Wenn Sie die Wahl haben, dann versuchen Sie diese Strategie des Zuhörens erstmals, wenn Sie sich mit Ihrem Kind allein in einer geschützten Umgebung aufhalten. Denn Erwachsene sind ja nicht gerade für ihre Toleranz gegenüber weinenden Kindern bekannt. Sie werden sich aber die Freiheit wünschen, dem Kind Ihre ungeteilte Aufmerksamkeit zu schenken, und dabei wahrzunehmen, wie es Ihnen selbst die ersten Male geht.
Hier folgen einige Situationen, in denen Bleib-Ganz-Ohr nützlich ist:
• Wenn Ihr Kind wegen eines blauen Flecks oder Kratzers weint.

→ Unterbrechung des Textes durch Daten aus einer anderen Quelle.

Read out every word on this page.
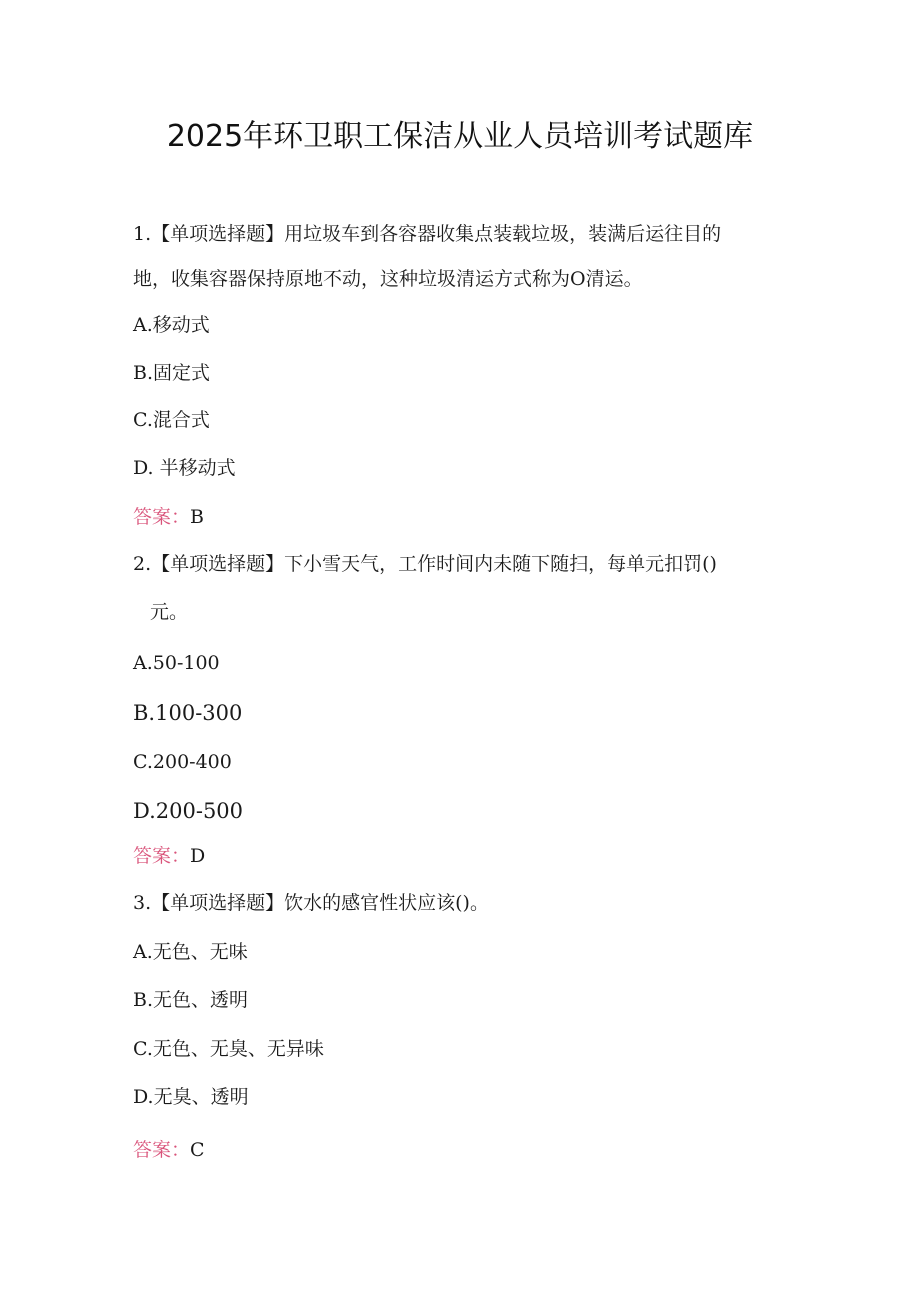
2025年环卫职工保洁从业人员培训考试题库
1.【单项选择题】用垃圾车到各容器收集点装载垃圾，装满后运往目的
地，收集容器保持原地不动，这种垃圾清运方式称为O清运。
A.移动式
B.固定式
C.混合式
D. 半移动式
答案：B
2.【单项选择题】下小雪天气，工作时间内未随下随扫，每单元扣罚()
元。
A.50-100
B.100-300
C.200-400
D.200-500
答案：D
3.【单项选择题】饮水的感官性状应该()。
A.无色、无味
B.无色、透明
C.无色、无臭、无异味
D.无臭、透明
答案：C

• Bei einem tränenreichen Abschied.
• Wenn es weint, weil ihm etwas verwehrt wird.
• Wenn es etwas schaffen will und dabei plötzlich einen Wutanfall bekommt.
• Wenn es vor lauter Angst in Tränen ausbricht.

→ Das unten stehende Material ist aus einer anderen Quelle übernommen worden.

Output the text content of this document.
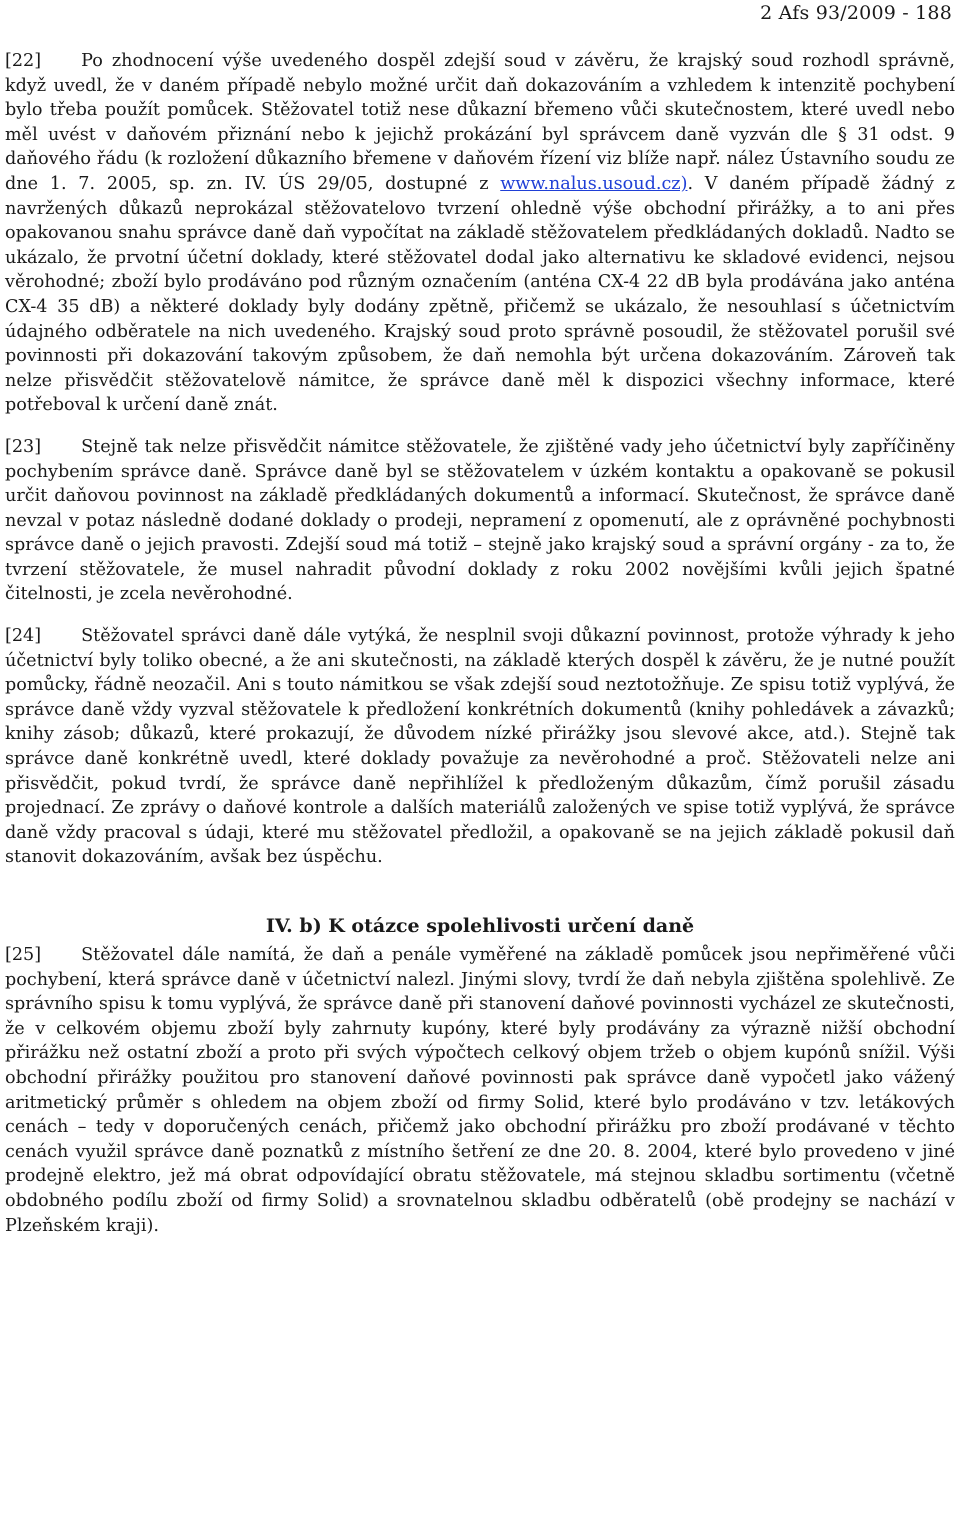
2 Afs 93/2009 - 188

[22] Po zhodnocení výše uvedeného dospěl zdejší soud v závěru, že krajský soud rozhodl správně, když uvedl, že v daném případě nebylo možné určit daň dokazováním a vzhledem k intenzitě pochybení bylo třeba použít pomůcek. Stěžovatel totiž nese důkazní břemeno vůči skutečnostem, které uvedl nebo měl uvést v daňovém přiznání nebo k jejichž prokázání byl správcem daně vyzván dle § 31 odst. 9 daňového řádu (k rozložení důkazního břemene v daňovém řízení viz blíže např. nález Ústavního soudu ze dne 1. 7. 2005, sp. zn. IV. ÚS 29/05, dostupné z www.nalus.usoud.cz). V daném případě žádný z navržených důkazů neprokázal stěžovatelovo tvrzení ohledně výše obchodní přirážky, a to ani přes opakovanou snahu správce daně daň vypočítat na základě stěžovatelem předkládaných dokladů. Nadto se ukázalo, že prvotní účetní doklady, které stěžovatel dodal jako alternativu ke skladové evidenci, nejsou věrohodné; zboží bylo prodáváno pod různým označením (anténa CX-4 22 dB byla prodávána jako anténa CX-4 35 dB) a některé doklady byly dodány zpětně, přičemž se ukázalo, že nesouhlasí s účetnictvím údajného odběratele na nich uvedeného. Krajský soud proto správně posoudil, že stěžovatel porušil své povinnosti při dokazování takovým způsobem, že daň nemohla být určena dokazováním. Zároveň tak nelze přisvědčit stěžovatelově námitce, že správce daně měl k dispozici všechny informace, které potřeboval k určení daně znát.

[23] Stejně tak nelze přisvědčit námitce stěžovatele, že zjištěné vady jeho účetnictví byly zapříčiněny pochybením správce daně. Správce daně byl se stěžovatelem v úzkém kontaktu a opakovaně se pokusil určit daňovou povinnost na základě předkládaných dokumentů a informací. Skutečnost, že správce daně nevzal v potaz následně dodané doklady o prodeji, nepramení z opomenutí, ale z oprávněné pochybnosti správce daně o jejich pravosti. Zdejší soud má totiž – stejně jako krajský soud a správní orgány - za to, že tvrzení stěžovatele, že musel nahradit původní doklady z roku 2002 novějšími kvůli jejich špatné čitelnosti, je zcela nevěrohodné.

[24] Stěžovatel správci daně dále vytýká, že nesplnil svoji důkazní povinnost, protože výhrady k jeho účetnictví byly toliko obecné, a že ani skutečnosti, na základě kterých dospěl k závěru, že je nutné použít pomůcky, řádně neozačil. Ani s touto námitkou se však zdejší soud neztotožňuje. Ze spisu totiž vyplývá, že správce daně vždy vyzval stěžovatele k předložení konkrétních dokumentů (knihy pohledávek a závazků; knihy zásob; důkazů, které prokazují, že důvodem nízké přirážky jsou slevové akce, atd.). Stejně tak správce daně konkrétně uvedl, které doklady považuje za nevěrohodné a proč. Stěžovateli nelze ani přisvědčit, pokud tvrdí, že správce daně nepřihlížel k předloženým důkazům, čímž porušil zásadu projednací. Ze zprávy o daňové kontrole a dalších materiálů založených ve spise totiž vyplývá, že správce daně vždy pracoval s údaji, které mu stěžovatel předložil, a opakovaně se na jejich základě pokusil daň stanovit dokazováním, avšak bez úspěchu.

IV. b) K otázce spolehlivosti určení daně

[25] Stěžovatel dále namítá, že daň a penále vyměřené na základě pomůcek jsou nepřiměřené vůči pochybení, která správce daně v účetnictví nalezl. Jinými slovy, tvrdí že daň nebyla zjištěna spolehlivě. Ze správního spisu k tomu vyplývá, že správce daně při stanovení daňové povinnosti vycházel ze skutečnosti, že v celkovém objemu zboží byly zahrnuty kupóny, které byly prodávány za výrazně nižší obchodní přirážku než ostatní zboží a proto při svých výpočtech celkový objem tržeb o objem kupónů snížil. Výši obchodní přirážky použitou pro stanovení daňové povinnosti pak správce daně vypočetl jako vážený aritmetický průměr s ohledem na objem zboží od firmy Solid, které bylo prodáváno v tzv. letákových cenách – tedy v doporučených cenách, přičemž jako obchodní přirážku pro zboží prodávané v těchto cenách využil správce daně poznatků z místního šetření ze dne 20. 8. 2004, které bylo provedeno v jiné prodejně elektro, jež má obrat odpovídající obratu stěžovatele, má stejnou skladbu sortimentu (včetně obdobného podílu zboží od firmy Solid) a srovnatelnou skladbu odběratelů (obě prodejny se nachází v Plzeňském kraji).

• Wenn es angespannt und ärgerlich ist.
• Wenn seine Gefühle verletzt wurden.
Das sind längst nicht alle affektbeladenen Situationen in denen Bleib-Ganz-Ohr von Nutzen ist, aber bestimmt haben Sie verstanden, worum es geht.
Der Bericht einer stellvertretenden Schulleiterin zeigt, wie Bleib-Ganz-Ohr bei einem jungen Menschen sogar in schulischer Umgebung große Veränderung bewirken kann. Sie arbeitet schon lange in einer einkommensschwachen, seit Generationen von Bandenkriminalität gebeutelten städtischen Gemeinde.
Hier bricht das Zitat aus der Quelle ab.